La cour d'assises de Rome doit rendre son verdict vendredi contre Valentino Talluto, un homme séropositif accusé d'avoir contaminé plus de 30 femmes en moins de 10 ans. Premier Italien jugé pour "épidémie", il risque la perpétuité. Il n'a rien d'un Don Juan, mais sous le pseudonyme "Hearty Style", ce comptable de 33 ans au physique passe-partout a séduit des dizaines de jeunes femmes sur les réseaux sociaux et sites de rencontres.
53 conquêtes entre 2006 et 2015. Les enquêteurs ont retrouvé 53 de ses conquêtes entre le moment où il a découvert sa séropositivité en 2006, et son arrestation en 2015 : si 23 sont restées séronégatives, 30 ont été contaminées, de même que les compagnons de trois d'entre elles et le bébé d'une quatrième. Tout au long du procès, qui s'est ouvert le 2 mars dans la salle d'audience bunker de la prison de Rebibbia à Rome, elles se sont succédé à la barre pour raconter les longues soirées de 'chat' sur les réseaux sociaux, les sorties au restaurant, les bouquets de fleurs, la confiance et l'amour qui s'installent peu à peu, jusqu'à ces rapports sexuels non protégés. A celles qui lui demandaient de mettre un préservatif, il répondait qu'il était allergique, ou qu'il venait de faire le test du VIH. A celles qui se découvraient séropositives - par hasard, à la suite d'ennuis de santé ou prévenues par ses conquêtes précédentes -, il assurait n'y être pour rien.

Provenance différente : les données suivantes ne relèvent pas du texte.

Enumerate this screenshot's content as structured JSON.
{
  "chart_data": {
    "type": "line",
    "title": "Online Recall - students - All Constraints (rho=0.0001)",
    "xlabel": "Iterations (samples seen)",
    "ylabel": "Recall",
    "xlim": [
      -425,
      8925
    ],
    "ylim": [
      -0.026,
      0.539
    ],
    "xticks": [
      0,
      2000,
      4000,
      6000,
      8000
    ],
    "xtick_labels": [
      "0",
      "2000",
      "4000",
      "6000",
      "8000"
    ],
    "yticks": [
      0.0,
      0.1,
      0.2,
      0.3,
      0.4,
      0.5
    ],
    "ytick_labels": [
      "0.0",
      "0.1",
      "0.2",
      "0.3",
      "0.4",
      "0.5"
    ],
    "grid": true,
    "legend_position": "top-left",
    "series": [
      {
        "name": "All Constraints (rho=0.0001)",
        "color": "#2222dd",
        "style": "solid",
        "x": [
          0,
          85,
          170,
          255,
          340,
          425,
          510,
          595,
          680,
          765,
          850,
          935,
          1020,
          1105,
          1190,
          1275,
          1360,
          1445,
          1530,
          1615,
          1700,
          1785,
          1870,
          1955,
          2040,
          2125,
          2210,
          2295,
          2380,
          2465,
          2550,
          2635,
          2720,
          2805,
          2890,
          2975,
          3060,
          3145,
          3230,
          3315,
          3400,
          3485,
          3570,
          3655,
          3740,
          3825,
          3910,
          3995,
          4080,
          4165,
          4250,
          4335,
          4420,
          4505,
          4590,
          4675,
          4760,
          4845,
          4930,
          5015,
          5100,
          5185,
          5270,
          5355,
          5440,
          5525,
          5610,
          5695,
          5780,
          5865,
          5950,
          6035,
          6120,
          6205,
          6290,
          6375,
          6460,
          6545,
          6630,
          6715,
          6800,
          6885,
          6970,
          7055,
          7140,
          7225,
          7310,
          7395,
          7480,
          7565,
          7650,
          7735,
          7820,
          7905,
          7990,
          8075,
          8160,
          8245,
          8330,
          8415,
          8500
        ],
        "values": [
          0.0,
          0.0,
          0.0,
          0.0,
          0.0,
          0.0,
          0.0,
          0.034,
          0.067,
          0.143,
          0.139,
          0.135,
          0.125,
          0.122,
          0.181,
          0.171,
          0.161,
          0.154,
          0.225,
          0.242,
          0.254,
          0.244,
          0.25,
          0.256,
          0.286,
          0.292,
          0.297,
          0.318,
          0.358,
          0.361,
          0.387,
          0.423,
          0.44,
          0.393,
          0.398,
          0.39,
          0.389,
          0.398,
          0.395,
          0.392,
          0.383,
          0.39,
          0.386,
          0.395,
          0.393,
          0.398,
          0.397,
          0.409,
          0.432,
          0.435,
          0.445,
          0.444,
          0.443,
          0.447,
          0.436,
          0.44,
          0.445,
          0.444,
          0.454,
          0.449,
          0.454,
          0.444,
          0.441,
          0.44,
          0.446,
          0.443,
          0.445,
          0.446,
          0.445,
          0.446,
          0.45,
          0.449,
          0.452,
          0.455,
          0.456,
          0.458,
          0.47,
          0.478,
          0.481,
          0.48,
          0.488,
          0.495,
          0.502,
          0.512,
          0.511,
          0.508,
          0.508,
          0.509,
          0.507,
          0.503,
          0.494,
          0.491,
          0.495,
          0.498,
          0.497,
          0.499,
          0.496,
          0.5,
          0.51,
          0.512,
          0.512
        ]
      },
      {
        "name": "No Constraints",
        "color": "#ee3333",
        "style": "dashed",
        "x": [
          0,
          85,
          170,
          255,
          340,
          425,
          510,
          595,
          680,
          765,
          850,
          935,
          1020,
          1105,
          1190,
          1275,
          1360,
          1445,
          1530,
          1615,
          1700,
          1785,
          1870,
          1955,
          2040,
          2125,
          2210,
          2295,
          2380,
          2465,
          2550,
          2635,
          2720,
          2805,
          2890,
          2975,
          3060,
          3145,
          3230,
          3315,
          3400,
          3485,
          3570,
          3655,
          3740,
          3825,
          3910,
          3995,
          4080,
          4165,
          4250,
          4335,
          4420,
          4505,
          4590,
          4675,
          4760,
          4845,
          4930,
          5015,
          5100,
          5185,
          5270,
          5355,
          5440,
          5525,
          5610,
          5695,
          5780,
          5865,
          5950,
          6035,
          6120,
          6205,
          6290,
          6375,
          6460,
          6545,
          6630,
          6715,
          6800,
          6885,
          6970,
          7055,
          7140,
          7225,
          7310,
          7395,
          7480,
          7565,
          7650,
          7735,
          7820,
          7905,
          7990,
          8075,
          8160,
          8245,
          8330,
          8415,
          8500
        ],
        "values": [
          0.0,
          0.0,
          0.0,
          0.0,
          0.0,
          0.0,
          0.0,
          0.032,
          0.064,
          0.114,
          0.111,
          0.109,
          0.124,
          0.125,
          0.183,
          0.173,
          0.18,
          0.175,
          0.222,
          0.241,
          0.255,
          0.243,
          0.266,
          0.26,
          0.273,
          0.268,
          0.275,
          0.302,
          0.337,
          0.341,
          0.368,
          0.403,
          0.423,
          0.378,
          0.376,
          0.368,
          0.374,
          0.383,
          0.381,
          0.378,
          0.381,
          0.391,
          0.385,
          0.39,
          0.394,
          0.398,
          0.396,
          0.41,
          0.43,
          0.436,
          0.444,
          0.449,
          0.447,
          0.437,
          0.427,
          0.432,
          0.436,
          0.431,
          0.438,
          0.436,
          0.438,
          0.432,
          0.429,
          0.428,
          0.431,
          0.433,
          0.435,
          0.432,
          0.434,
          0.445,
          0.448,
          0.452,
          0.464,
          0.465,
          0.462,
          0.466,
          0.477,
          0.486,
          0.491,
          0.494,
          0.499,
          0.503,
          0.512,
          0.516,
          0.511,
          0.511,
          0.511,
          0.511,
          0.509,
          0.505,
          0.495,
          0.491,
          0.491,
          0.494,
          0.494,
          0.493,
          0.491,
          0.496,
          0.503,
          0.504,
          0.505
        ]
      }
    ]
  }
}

Jusqu'à six relations en même temps. Quelques-unes sont restées en couple avec Valentino Talluto de longs mois après la découverte de leur contamination, s'inquiétant surtout de sa santé à lui. Au final, ce sont surtout ses infidélités - il a entretenu jusqu'à six relations en même temps - qui les a éloignées. Beaucoup étaient étudiantes, certaines mères de famille. La plus jeune avait 14 ans au moment du début de leur relation, la plus âgée près de 40. Devant la cour, elles ont aussi décrit les affres du VIH, la stigmatisation, y compris au sein de leur famille, la lourdeur des traitements.
Aucun remord. Pour l'accusation, Valentino Talluto mérite la réclusion criminelle à perpétuité pour "épidémie" et "coups et blessures volontaires", et il n'a pas de circonstances atténuantes parce qu'il n'a exprimé aucun remord. "Talluto n'a jamais collaboré, il a fait de fausses déclarations, il a toujours nié toute responsabilité, même face à l'évidence: son mode opératoire était destiné à semer la mort", a dénoncé l'avocat général, Elena Neri, dans son réquisitoire en septembre. La défense a en revanche présenté le portrait plus nuancé d'un jeune homme avide d'affection, qui n'a jamais connu son père et a perdu sa mère, toxicomane et séropositive, à l'âge de 4 ans.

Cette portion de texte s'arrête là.